The strongest opposition party in the Bratislava parliament, Irány (Smer-SD), led by Robert Fico, would win the early parliamentary elections to be held in Slovakia in September.
The Focus pollster polled more than a thousand people in the last days of May, and according to the results, the left-wing Irány would win the elections with 18 percent of the votes.
The results of the Focus survey coincide with the results of most public opinion polls published in recent months, in which the party of the multiple former prime minister, Robert Fico, usually showed the highest support.
The Social Democratic Voice (Hlas-SD), the party of former Prime Minister Peter Pellegrini, who left Irany earlier, received the second largest support from Focus, with 17.4 percent of those participating in the public opinion survey voting for them.
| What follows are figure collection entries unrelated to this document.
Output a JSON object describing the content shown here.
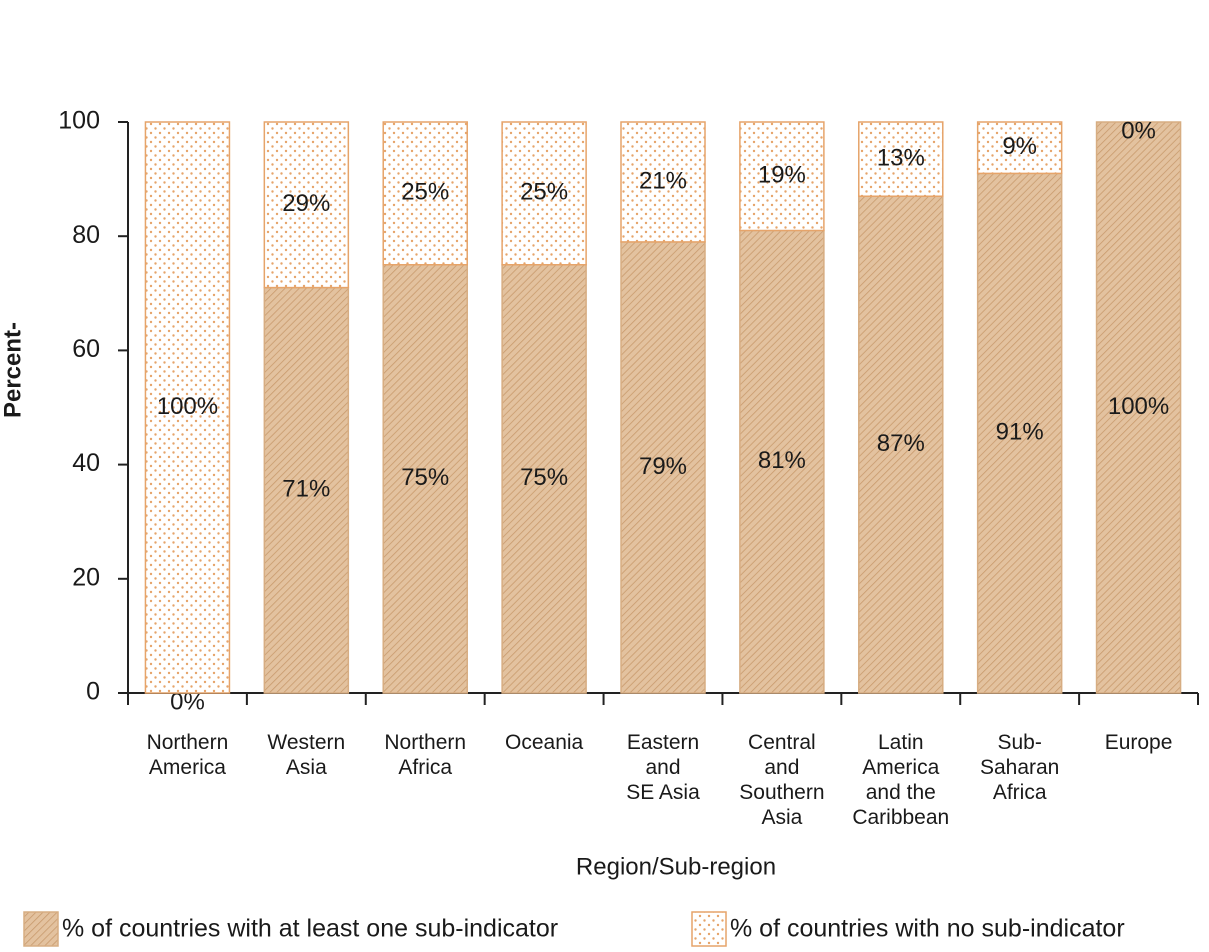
{
  "chart_data": {
    "type": "stacked_bar",
    "categories": [
      [
        "Northern",
        "America"
      ],
      [
        "Western",
        "Asia"
      ],
      [
        "Northern",
        "Africa"
      ],
      [
        "Oceania"
      ],
      [
        "Eastern",
        "and",
        "SE Asia"
      ],
      [
        "Central",
        "and",
        "Southern",
        "Asia"
      ],
      [
        "Latin",
        "America",
        "and the",
        "Caribbean"
      ],
      [
        "Sub-",
        "Saharan",
        "Africa"
      ],
      [
        "Europe"
      ]
    ],
    "series": [
      {
        "name": "% of countries with at least one sub-indicator",
        "color": "#d7ad82",
        "pattern": "hatch",
        "values": [
          0,
          71,
          75,
          75,
          79,
          81,
          87,
          91,
          100
        ],
        "value_labels": [
          "0%",
          "71%",
          "75%",
          "75%",
          "79%",
          "81%",
          "87%",
          "91%",
          "100%"
        ]
      },
      {
        "name": "% of countries with no sub-indicator",
        "color": "#e6a46a",
        "pattern": "dots",
        "values": [
          100,
          29,
          25,
          25,
          21,
          19,
          13,
          9,
          0
        ],
        "value_labels": [
          "100%",
          "29%",
          "25%",
          "25%",
          "21%",
          "19%",
          "13%",
          "9%",
          "0%"
        ]
      }
    ],
    "ylabel": "Percent-",
    "xlabel": "Region/Sub-region",
    "ylim": [
      0,
      100
    ],
    "yticks": [
      0,
      20,
      40,
      60,
      80,
      100
    ],
    "legend": "bottom"
  }
}
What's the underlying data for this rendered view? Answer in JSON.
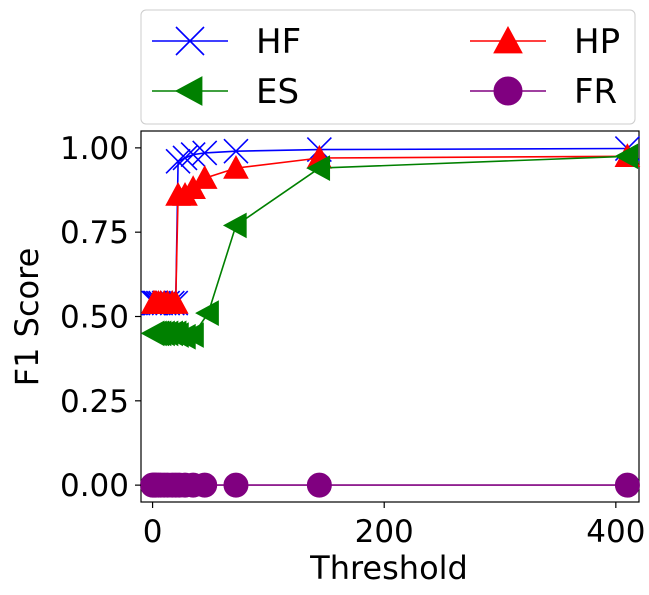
{
  "chart_data": {
    "type": "line",
    "title": "",
    "xlabel": "Threshold",
    "ylabel": "F1 Score",
    "xlim": [
      -10,
      420
    ],
    "ylim": [
      -0.05,
      1.05
    ],
    "xticks": [
      0,
      200,
      400
    ],
    "yticks": [
      0.0,
      0.25,
      0.5,
      0.75,
      1.0
    ],
    "xtick_labels": [
      "0",
      "200",
      "400"
    ],
    "ytick_labels": [
      "0.00",
      "0.25",
      "0.50",
      "0.75",
      "1.00"
    ],
    "grid": false,
    "legend_position": "top, outside plot, two columns",
    "series": [
      {
        "name": "HF",
        "color": "#0000ff",
        "marker": "x",
        "points": [
          [
            1,
            0.54
          ],
          [
            2,
            0.54
          ],
          [
            3,
            0.54
          ],
          [
            5,
            0.54
          ],
          [
            7,
            0.54
          ],
          [
            10,
            0.54
          ],
          [
            13,
            0.54
          ],
          [
            17,
            0.54
          ],
          [
            20,
            0.54
          ],
          [
            22,
            0.96
          ],
          [
            28,
            0.97
          ],
          [
            35,
            0.98
          ],
          [
            45,
            0.985
          ],
          [
            72,
            0.99
          ],
          [
            144,
            0.995
          ],
          [
            410,
            0.998
          ]
        ]
      },
      {
        "name": "HP",
        "color": "#ff0000",
        "marker": "triangle-up",
        "points": [
          [
            1,
            0.54
          ],
          [
            2,
            0.54
          ],
          [
            3,
            0.54
          ],
          [
            5,
            0.54
          ],
          [
            7,
            0.54
          ],
          [
            10,
            0.54
          ],
          [
            13,
            0.54
          ],
          [
            17,
            0.54
          ],
          [
            20,
            0.54
          ],
          [
            22,
            0.86
          ],
          [
            28,
            0.86
          ],
          [
            35,
            0.88
          ],
          [
            45,
            0.91
          ],
          [
            72,
            0.94
          ],
          [
            144,
            0.97
          ],
          [
            410,
            0.975
          ]
        ]
      },
      {
        "name": "ES",
        "color": "#008000",
        "marker": "triangle-left",
        "points": [
          [
            1,
            0.45
          ],
          [
            3,
            0.45
          ],
          [
            5,
            0.45
          ],
          [
            7,
            0.45
          ],
          [
            10,
            0.45
          ],
          [
            13,
            0.45
          ],
          [
            17,
            0.45
          ],
          [
            20,
            0.45
          ],
          [
            22,
            0.445
          ],
          [
            28,
            0.44
          ],
          [
            35,
            0.445
          ],
          [
            48,
            0.51
          ],
          [
            72,
            0.77
          ],
          [
            144,
            0.94
          ],
          [
            410,
            0.975
          ]
        ]
      },
      {
        "name": "FR",
        "color": "#800080",
        "marker": "circle",
        "points": [
          [
            0,
            0.0
          ],
          [
            1,
            0.0
          ],
          [
            2,
            0.0
          ],
          [
            3,
            0.0
          ],
          [
            5,
            0.0
          ],
          [
            7,
            0.0
          ],
          [
            10,
            0.0
          ],
          [
            13,
            0.0
          ],
          [
            17,
            0.0
          ],
          [
            20,
            0.0
          ],
          [
            23,
            0.0
          ],
          [
            28,
            0.0
          ],
          [
            35,
            0.0
          ],
          [
            45,
            0.0
          ],
          [
            72,
            0.0
          ],
          [
            144,
            0.0
          ],
          [
            410,
            0.0
          ]
        ]
      }
    ]
  }
}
In the survey, the former party of President Zuzana Caputová, left out of the legislature in the last parliamentary election, the liberal Progressive Slovakia (PS) came in third place, with 12.5 percent support.
According to the results of the public opinion poll, a total of eight parties would enter the future Bratislava parliament.
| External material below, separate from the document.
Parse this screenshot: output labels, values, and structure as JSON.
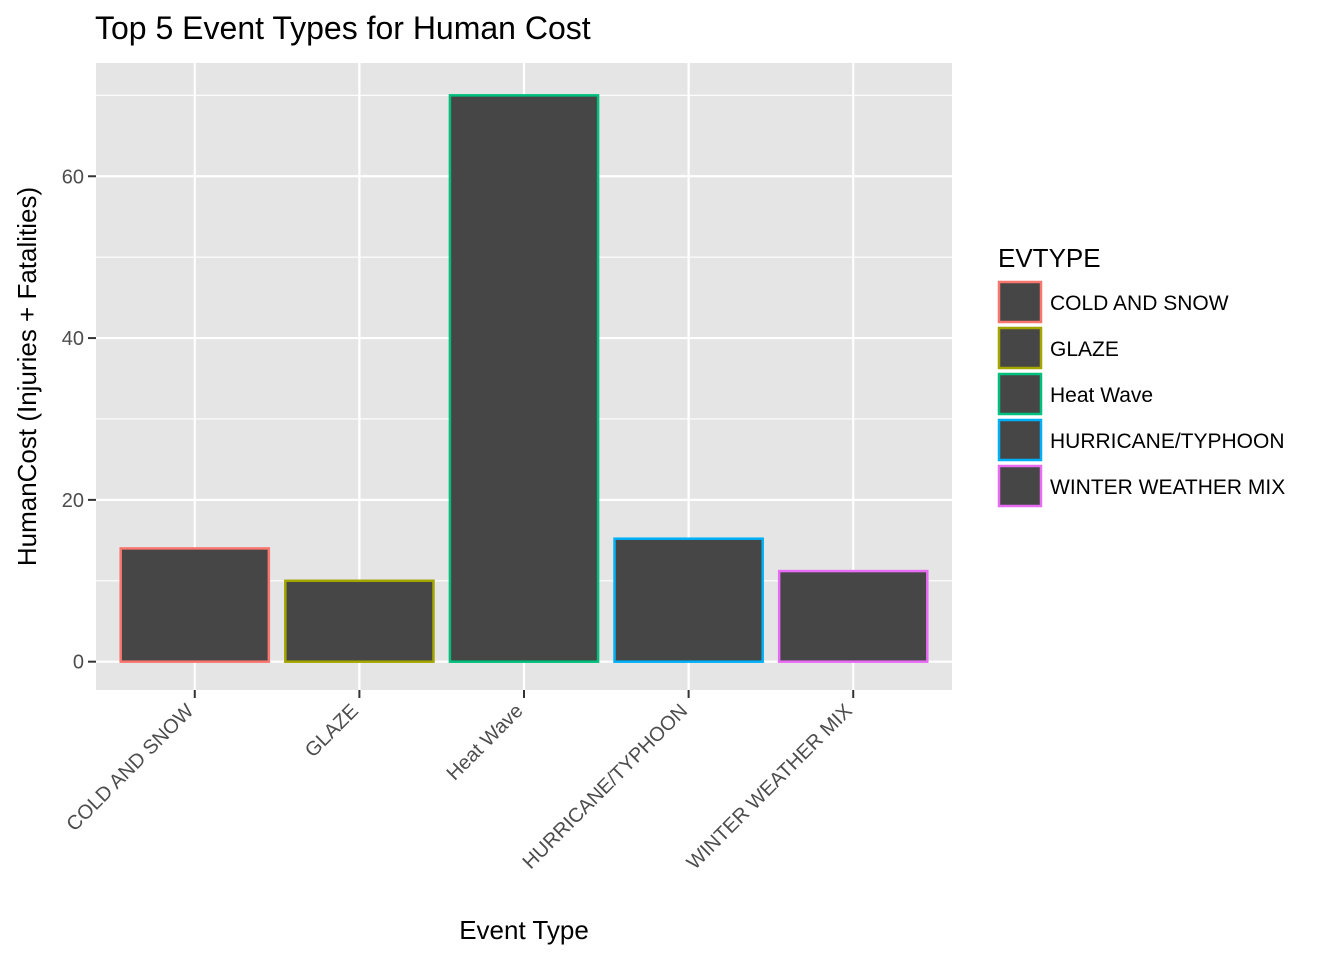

In fourth place is the non-parliamentary, national radical Republic (Republika) with 9.7 percent, and in fifth place is the centre-right party of the current president of the legislature, Boris Kollár, We Are Family (Sme rodina) with 6.6 percent.
The Christian Democratic Movement (KDH), which has been out of parliament for several election cycles, would also cross the 5 percent threshold necessary to enter the parliament, achieving a result of 5.5 percent. The strongest party of the current legislature, the centrist Simple People and Independent Personalities (OLaNO) movement led by ex-prime minister Igor Matovic and renamed OLaNO and Friends (OLaNO a priatelia) would finish in seventh place with 5.3 percent.
According to the opinion poll, the liberals who were part of the government coalition until last September, then left, and played a leading role in the overthrow of the government in December, would still enter the parliament: the expected result for Richard Sulík's Freedom and Solidarity (SaS) was 5.3 percent.